For decades, Panaji, Goa’s capital city, was a mere blip on the map between the airport and North Goa’s idyllic soft-sand beaches. Now the city is attracting travellers with creative new restaurants that put a new spin on the local dining scene of Goa — a trend driven by urbanites who have moved to the country’s western coast, seeking a slower pace of life. Fresh eateries serving inventive Indian and international food have turned Panaji into its own dining destination, feeding an expanding consumer base of non-locals who are moving in. By Prasad Ramamurthy
All about Goa’s new spin on local dining
One of the first to open was Miguel’s in 2020, a sexy glass-and-metal art deco space in the Latin Quarter that serves small plates, inspired by the region’s Konkani and Portuguese heritage. Alongside is a menu featuring potent cocktails rooted in Gatsby-era New York: Manhattans, Bellinis, and Old Fashioneds. “Panjim has an old-world charm to it,” says co-owner Ankush Gujral, “so we wanted Miguel’s to be an old-world neighbourhood watering hole where you could come by for after-work drinks.”
It’s a sentiment shared by Goan chef Pablo Miranda who opened Antonio@31, also in the Latin Quarter, as a place where he “imagined his friends would come to hang out”. The menu reimagines the food of his childhood in contemporary ways. The baitfish pakoras, for instance, are a staple sundowner accompaniment in many Goan homes. Plus, there are speciality cocktails, like a seasonal drink based on fermented cashew apples. In another adjacent Portuguese-era building, Miranda also runs Makutsu, a grungy Japanese street food and yakitori restaurant. Headliners include barbecued offal of chicken, pork, and beef.

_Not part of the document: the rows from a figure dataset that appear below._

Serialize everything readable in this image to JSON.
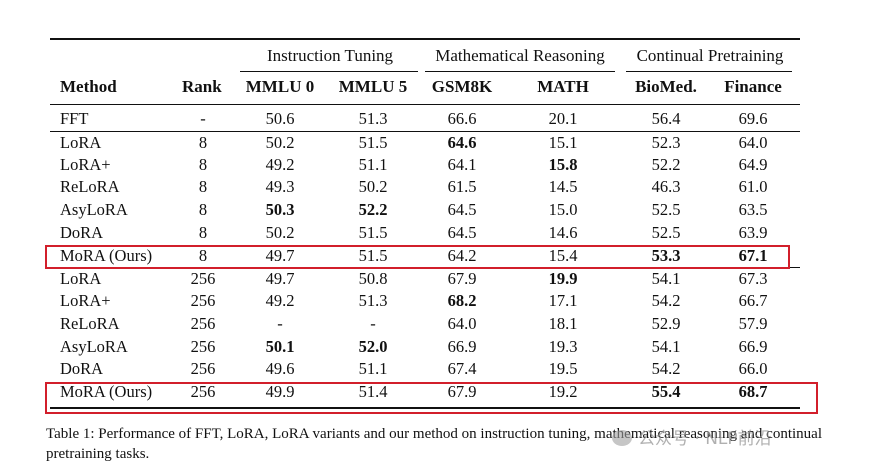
{
  "table": {
    "groups": [
      "Instruction Tuning",
      "Mathematical Reasoning",
      "Continual Pretraining"
    ],
    "columns": [
      "Method",
      "Rank",
      "MMLU 0",
      "MMLU 5",
      "GSM8K",
      "MATH",
      "BioMed.",
      "Finance"
    ],
    "rows": [
      {
        "method": "FFT",
        "rank": "-",
        "mmlu0": "50.6",
        "mmlu5": "51.3",
        "gsm8k": "66.6",
        "math": "20.1",
        "biomed": "56.4",
        "finance": "69.6",
        "bold": []
      },
      {
        "method": "LoRA",
        "rank": "8",
        "mmlu0": "50.2",
        "mmlu5": "51.5",
        "gsm8k": "64.6",
        "math": "15.1",
        "biomed": "52.3",
        "finance": "64.0",
        "bold": [
          "gsm8k"
        ]
      },
      {
        "method": "LoRA+",
        "rank": "8",
        "mmlu0": "49.2",
        "mmlu5": "51.1",
        "gsm8k": "64.1",
        "math": "15.8",
        "biomed": "52.2",
        "finance": "64.9",
        "bold": [
          "math"
        ]
      },
      {
        "method": "ReLoRA",
        "rank": "8",
        "mmlu0": "49.3",
        "mmlu5": "50.2",
        "gsm8k": "61.5",
        "math": "14.5",
        "biomed": "46.3",
        "finance": "61.0",
        "bold": []
      },
      {
        "method": "AsyLoRA",
        "rank": "8",
        "mmlu0": "50.3",
        "mmlu5": "52.2",
        "gsm8k": "64.5",
        "math": "15.0",
        "biomed": "52.5",
        "finance": "63.5",
        "bold": [
          "mmlu0",
          "mmlu5"
        ]
      },
      {
        "method": "DoRA",
        "rank": "8",
        "mmlu0": "50.2",
        "mmlu5": "51.5",
        "gsm8k": "64.5",
        "math": "14.6",
        "biomed": "52.5",
        "finance": "63.9",
        "bold": []
      },
      {
        "method": "MoRA (Ours)",
        "rank": "8",
        "mmlu0": "49.7",
        "mmlu5": "51.5",
        "gsm8k": "64.2",
        "math": "15.4",
        "biomed": "53.3",
        "finance": "67.1",
        "bold": [
          "biomed",
          "finance"
        ]
      },
      {
        "method": "LoRA",
        "rank": "256",
        "mmlu0": "49.7",
        "mmlu5": "50.8",
        "gsm8k": "67.9",
        "math": "19.9",
        "biomed": "54.1",
        "finance": "67.3",
        "bold": [
          "math"
        ]
      },
      {
        "method": "LoRA+",
        "rank": "256",
        "mmlu0": "49.2",
        "mmlu5": "51.3",
        "gsm8k": "68.2",
        "math": "17.1",
        "biomed": "54.2",
        "finance": "66.7",
        "bold": [
          "gsm8k"
        ]
      },
      {
        "method": "ReLoRA",
        "rank": "256",
        "mmlu0": "-",
        "mmlu5": "-",
        "gsm8k": "64.0",
        "math": "18.1",
        "biomed": "52.9",
        "finance": "57.9",
        "bold": []
      },
      {
        "method": "AsyLoRA",
        "rank": "256",
        "mmlu0": "50.1",
        "mmlu5": "52.0",
        "gsm8k": "66.9",
        "math": "19.3",
        "biomed": "54.1",
        "finance": "66.9",
        "bold": [
          "mmlu0",
          "mmlu5"
        ]
      },
      {
        "method": "DoRA",
        "rank": "256",
        "mmlu0": "49.6",
        "mmlu5": "51.1",
        "gsm8k": "67.4",
        "math": "19.5",
        "biomed": "54.2",
        "finance": "66.0",
        "bold": []
      },
      {
        "method": "MoRA (Ours)",
        "rank": "256",
        "mmlu0": "49.9",
        "mmlu5": "51.4",
        "gsm8k": "67.9",
        "math": "19.2",
        "biomed": "55.4",
        "finance": "68.7",
        "bold": [
          "biomed",
          "finance"
        ]
      }
    ]
  },
  "caption": "Table 1: Performance of FFT, LoRA, LoRA variants and our method on instruction tuning, mathematical reasoning and continual pretraining tasks.",
  "watermark": "公众号 · NLP前沿",
  "highlight_color": "#d21f2b"
}
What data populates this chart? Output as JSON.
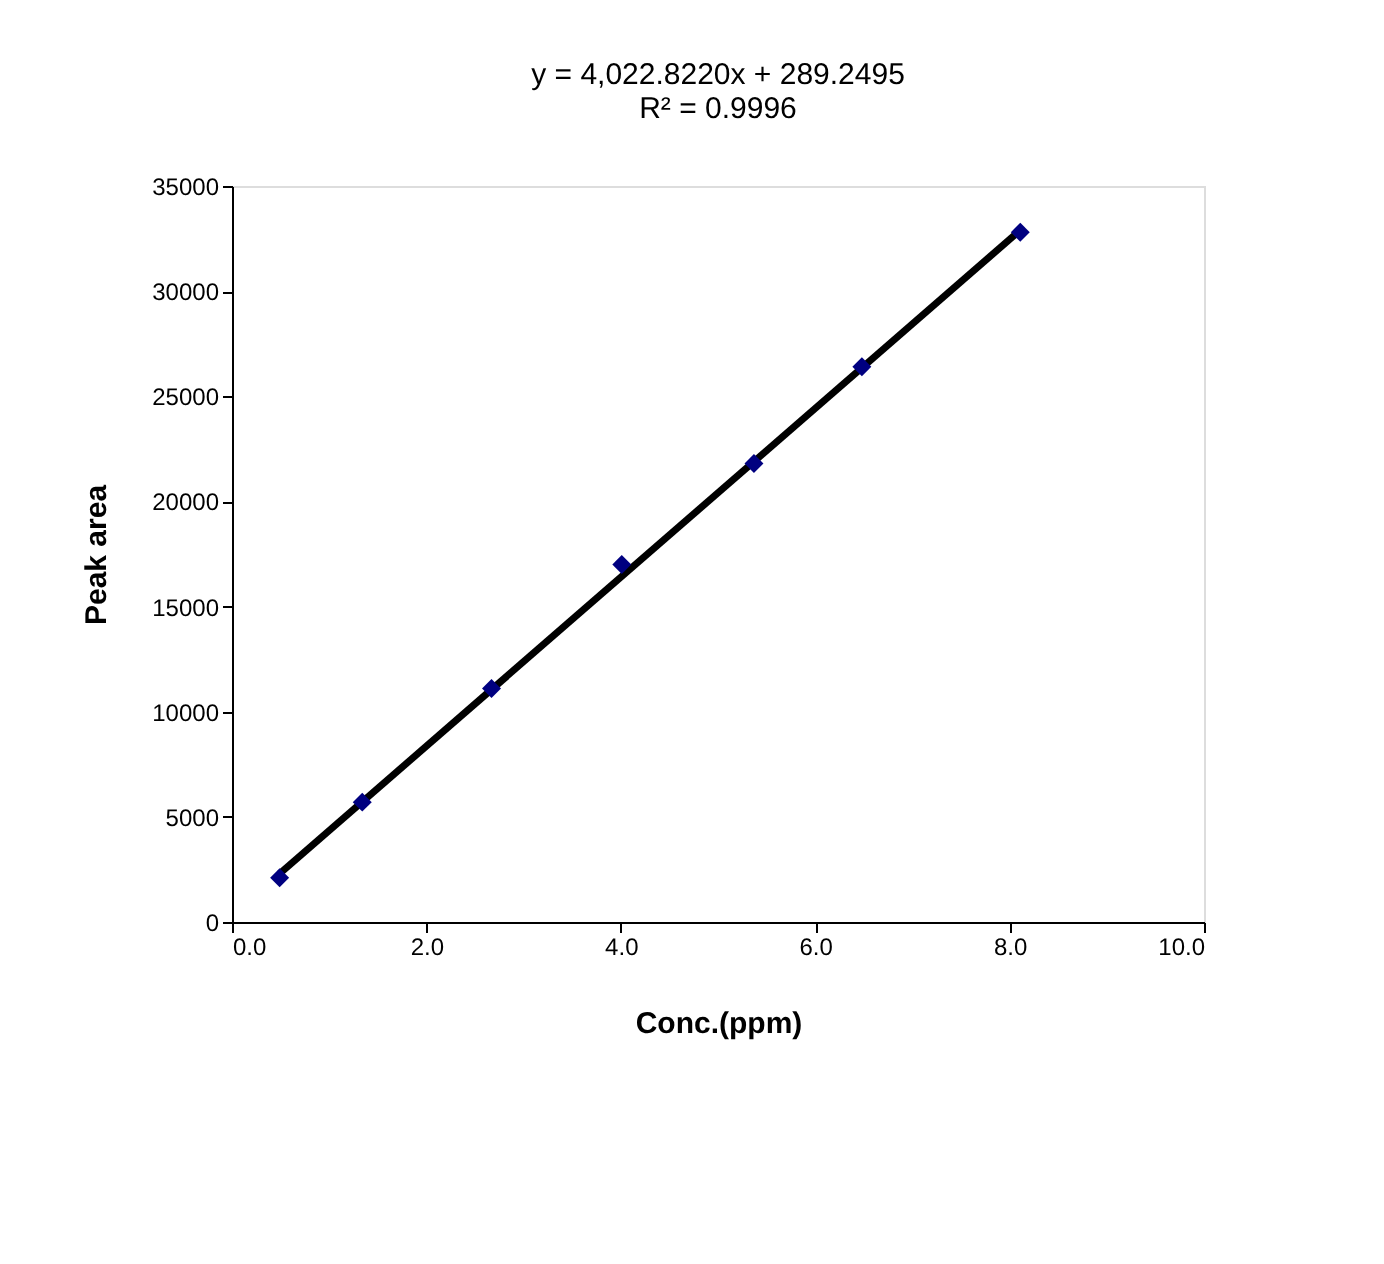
{
  "chart_data": {
    "type": "scatter",
    "xlabel": "Conc.(ppm)",
    "ylabel": "Peak area",
    "annotations": [
      "y = 4,022.8220x  + 289.2495",
      "R² = 0.9996"
    ],
    "series": [
      {
        "color": "#000080",
        "marker": "diamond",
        "x": [
          0.49,
          1.34,
          2.67,
          4.01,
          5.37,
          6.48,
          8.11
        ],
        "values": [
          2100,
          5700,
          11100,
          17000,
          21800,
          26400,
          32800
        ]
      },
      {
        "type": "line",
        "color": "#000000",
        "x": [
          0.49,
          8.11
        ],
        "values": [
          2300,
          32900
        ],
        "marker": "none"
      }
    ],
    "xlim": [
      0,
      10
    ],
    "xticks": [
      {
        "value": 0,
        "label": "0.0"
      },
      {
        "value": 2,
        "label": "2.0"
      },
      {
        "value": 4,
        "label": "4.0"
      },
      {
        "value": 6,
        "label": "6.0"
      },
      {
        "value": 8,
        "label": "8.0"
      },
      {
        "value": 10,
        "label": "10.0"
      }
    ],
    "ylim": [
      0,
      35000
    ],
    "yticks": [
      0,
      5000,
      10000,
      15000,
      20000,
      25000,
      30000,
      35000
    ],
    "grid": false,
    "line_style": "solid"
  }
}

The Japanese theme continues at the newest kid on the block, the slickly designed Vedro, where local celeb chefs Maia Laifungbam and Sanchit Behl take intrinsically Indian flavours but present them using Japanese and French techniques. “The aim is to use food to remind you of dishes you’re familiar with, and do it in a fun way,” says Laifungbam. Mission accomplished for a dish called butta, which spotlights corn, including popcorn, in a sweet shiro miso brought memories of a traditional corn dish I’ve had in North India.
The curry leaves in The Malabar Coast, a bourbon-centric drink, was another shot of pure nostalgia. Taking the flavour profiles further afield is Frida Cantina, a Mexican eatery that makes its masa dough for its tamales from scratch. One afternoon, as I washed a jackfruit tamale down with a Pisco sour, I found it buzzing with families, many from Mumbai and Delhi, out for an afternoon lunch. Panaji’s food scene has also received a boost with the return of Goans like Priyanka Sardessai, a Culinary Institute of America grad, whose Larder + Folk turns out melt-in-the-mouth sandwiches and a limon doughnut I still dream of.
Food apart, any evening on the town should include For The Record Vinyl Bar. It’s known equally for its collection of vinyls that you can pop in and listen to as for its feni-based cocktails; try the excellent sourdough pizza if the munchies hit you. Then head to Pestico for more cocktails, a post-work haunt for many local chefs.